Related, will there be a pylint release anytime soon?

brandon-leapyear avatar Feb 25 '22 04:02 brandon-leapyear

Hi @brandon-leapyear thank you for opening the issue. The next milestone for pylint is https://github.com/PyCQA/pylint/milestone/49, it's 89% done right now, we need a release of astroid in order to close it, it's here https://github.com/PyCQA/astroid/milestone/25, 70% done right now.

Pierre-Sassoulas avatar Feb 25 '22 06:02 Pierre-Sassoulas

I'm able to reproduce this, though not at 8s

time pylint --disable=all foo.py

real	0m5.106s
user	0m5.353s
sys	0m0.341s

5s is still quite shocking so I agree this issue is worth having. Though I wonder how to even tackle an issue like this?

For curiosity, I ran time pylint test.py (so not disabling, just enabling whatever checks are enabled via config) and I"m getting something pretty similar

time pylint test.py

real	0m5.377s
user	0m5.536s
sys	0m0.388s

Then I remove the pandas usage in the file and the time comes down significantly on both enabled checks and disabling all checks

real	0m0.886s
user	0m0.653s
sys	0m0.113s

So to me this is an issue related to pylint and pandas not related to disabling checks.

clavedeluna avatar Nov 21 '22 21:11 clavedeluna

Though I wonder how to even tackle an issue like this?

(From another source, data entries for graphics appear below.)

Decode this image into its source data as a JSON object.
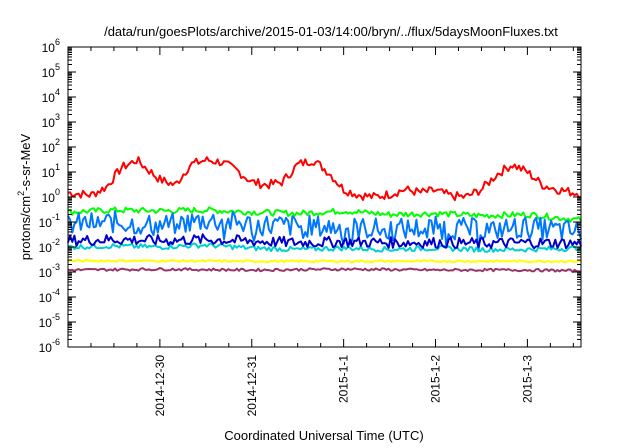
{
  "chart_data": {
    "type": "line",
    "title": "/data/run/goesPlots/archive/2015-01-03/14:00/bryn/../flux/5daysMoonFluxes.txt",
    "xlabel": "Coordinated Universal Time (UTC)",
    "ylabel": {
      "prefix": "protons/cm",
      "sup": "2",
      "suffix": "-s-sr-MeV"
    },
    "y_scale": "log",
    "ylim": [
      1e-06,
      1000000.0
    ],
    "y_ticks": [
      {
        "base": "10",
        "exp": "-6",
        "value": 1e-06
      },
      {
        "base": "10",
        "exp": "-5",
        "value": 1e-05
      },
      {
        "base": "10",
        "exp": "-4",
        "value": 0.0001
      },
      {
        "base": "10",
        "exp": "-3",
        "value": 0.001
      },
      {
        "base": "10",
        "exp": "-2",
        "value": 0.01
      },
      {
        "base": "10",
        "exp": "-1",
        "value": 0.1
      },
      {
        "base": "10",
        "exp": "0",
        "value": 1
      },
      {
        "base": "10",
        "exp": "1",
        "value": 10
      },
      {
        "base": "10",
        "exp": "2",
        "value": 100
      },
      {
        "base": "10",
        "exp": "3",
        "value": 1000
      },
      {
        "base": "10",
        "exp": "4",
        "value": 10000
      },
      {
        "base": "10",
        "exp": "5",
        "value": 100000
      },
      {
        "base": "10",
        "exp": "6",
        "value": 1000000
      }
    ],
    "xlim": [
      "2014-12-29T00:00",
      "2015-01-03T14:00"
    ],
    "x_ticks": [
      {
        "label": "2014-12-30",
        "value": "2014-12-30T00:00"
      },
      {
        "label": "2014-12-31",
        "value": "2014-12-31T00:00"
      },
      {
        "label": "2015-1-1",
        "value": "2015-01-01T00:00"
      },
      {
        "label": "2015-1-2",
        "value": "2015-01-02T00:00"
      },
      {
        "label": "2015-1-3",
        "value": "2015-01-03T00:00"
      }
    ],
    "grid": false,
    "legend": "none",
    "series": [
      {
        "color": "#ff0000",
        "x": [
          "2014-12-29T00:00",
          "2014-12-29T06:00",
          "2014-12-29T10:00",
          "2014-12-29T14:00",
          "2014-12-29T18:00",
          "2014-12-29T21:00",
          "2014-12-30T00:00",
          "2014-12-30T04:00",
          "2014-12-30T08:00",
          "2014-12-30T12:00",
          "2014-12-30T16:00",
          "2014-12-30T20:00",
          "2014-12-31T00:00",
          "2014-12-31T04:00",
          "2014-12-31T08:00",
          "2014-12-31T12:00",
          "2014-12-31T16:00",
          "2014-12-31T20:00",
          "2015-01-01T00:00",
          "2015-01-01T04:00",
          "2015-01-01T08:00",
          "2015-01-01T12:00",
          "2015-01-01T16:00",
          "2015-01-01T20:00",
          "2015-01-02T00:00",
          "2015-01-02T04:00",
          "2015-01-02T08:00",
          "2015-01-02T12:00",
          "2015-01-02T16:00",
          "2015-01-02T20:00",
          "2015-01-03T00:00",
          "2015-01-03T04:00",
          "2015-01-03T08:00",
          "2015-01-03T12:00",
          "2015-01-03T14:00"
        ],
        "y": [
          1.5,
          1.2,
          2.5,
          15,
          30,
          12,
          5,
          3,
          20,
          30,
          25,
          12,
          4,
          3,
          4,
          20,
          30,
          10,
          2,
          1.2,
          1.0,
          1.3,
          2,
          1.5,
          1.8,
          1.1,
          1.0,
          2,
          8,
          20,
          10,
          3,
          2,
          1.5,
          1.4
        ]
      },
      {
        "color": "#00ff00",
        "x": [
          "2014-12-29T00:00",
          "2014-12-29T12:00",
          "2014-12-30T00:00",
          "2014-12-30T12:00",
          "2014-12-31T00:00",
          "2014-12-31T12:00",
          "2015-01-01T00:00",
          "2015-01-01T12:00",
          "2015-01-02T00:00",
          "2015-01-02T12:00",
          "2015-01-03T00:00",
          "2015-01-03T14:00"
        ],
        "y": [
          0.25,
          0.3,
          0.28,
          0.3,
          0.25,
          0.22,
          0.28,
          0.2,
          0.22,
          0.18,
          0.2,
          0.12
        ]
      },
      {
        "color": "#0077ff",
        "x": [
          "2014-12-29T00:00",
          "2014-12-29T12:00",
          "2014-12-30T00:00",
          "2014-12-30T12:00",
          "2014-12-31T00:00",
          "2014-12-31T12:00",
          "2015-01-01T00:00",
          "2015-01-01T12:00",
          "2015-01-02T00:00",
          "2015-01-02T12:00",
          "2015-01-03T00:00",
          "2015-01-03T14:00"
        ],
        "y": [
          0.08,
          0.1,
          0.07,
          0.12,
          0.08,
          0.07,
          0.06,
          0.05,
          0.06,
          0.05,
          0.06,
          0.04
        ]
      },
      {
        "color": "#00cfcf",
        "x": [
          "2014-12-29T00:00",
          "2014-12-29T12:00",
          "2014-12-30T00:00",
          "2014-12-30T12:00",
          "2014-12-31T00:00",
          "2014-12-31T12:00",
          "2015-01-01T00:00",
          "2015-01-01T12:00",
          "2015-01-02T00:00",
          "2015-01-02T12:00",
          "2015-01-03T00:00",
          "2015-01-03T14:00"
        ],
        "y": [
          0.01,
          0.011,
          0.01,
          0.012,
          0.009,
          0.008,
          0.009,
          0.008,
          0.009,
          0.008,
          0.008,
          0.009
        ]
      },
      {
        "color": "#0000cc",
        "x": [
          "2014-12-29T00:00",
          "2014-12-29T12:00",
          "2014-12-30T00:00",
          "2014-12-30T12:00",
          "2014-12-31T00:00",
          "2014-12-31T12:00",
          "2015-01-01T00:00",
          "2015-01-01T12:00",
          "2015-01-02T00:00",
          "2015-01-02T12:00",
          "2015-01-03T00:00",
          "2015-01-03T14:00"
        ],
        "y": [
          0.018,
          0.02,
          0.018,
          0.02,
          0.017,
          0.015,
          0.016,
          0.015,
          0.015,
          0.014,
          0.015,
          0.014
        ]
      },
      {
        "color": "#ffff00",
        "x": [
          "2014-12-29T00:00",
          "2014-12-30T00:00",
          "2014-12-31T00:00",
          "2015-01-01T00:00",
          "2015-01-02T00:00",
          "2015-01-03T00:00",
          "2015-01-03T14:00"
        ],
        "y": [
          0.0028,
          0.0028,
          0.0027,
          0.0027,
          0.0027,
          0.0027,
          0.0027
        ]
      },
      {
        "color": "#993366",
        "x": [
          "2014-12-29T00:00",
          "2014-12-30T00:00",
          "2014-12-31T00:00",
          "2015-01-01T00:00",
          "2015-01-02T00:00",
          "2015-01-03T00:00",
          "2015-01-03T14:00"
        ],
        "y": [
          0.0012,
          0.0013,
          0.0012,
          0.0013,
          0.0012,
          0.0012,
          0.0011
        ]
      }
    ]
  }
}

There's a documentation about performance for contributor here : https://pylint.pycqa.org/en/latest/development_guide/contributor_guide/profiling.html

Pierre-Sassoulas avatar Nov 21 '22 21:11 Pierre-Sassoulas

Cool. An investigation with a profiler is definitely needed here to get some data on what's going on!

clavedeluna avatar Nov 21 '22 21:11 clavedeluna

@clavedeluna There's another profiler called Yappi that I've used to great effect in Pylint profiling. I wrote up some instructions for it here: https://nickdrozd.github.io/2022/04/12/performance-hot-spots.html

nickdrozd avatar Nov 21 '22 22:11 nickdrozd

I also came across of https://github.com/bloomberg/pytest-memray recently and wanted to check what it can do for pylint. I did not try anything yet.

Pierre-Sassoulas avatar Nov 22 '22 08:11 Pierre-Sassoulas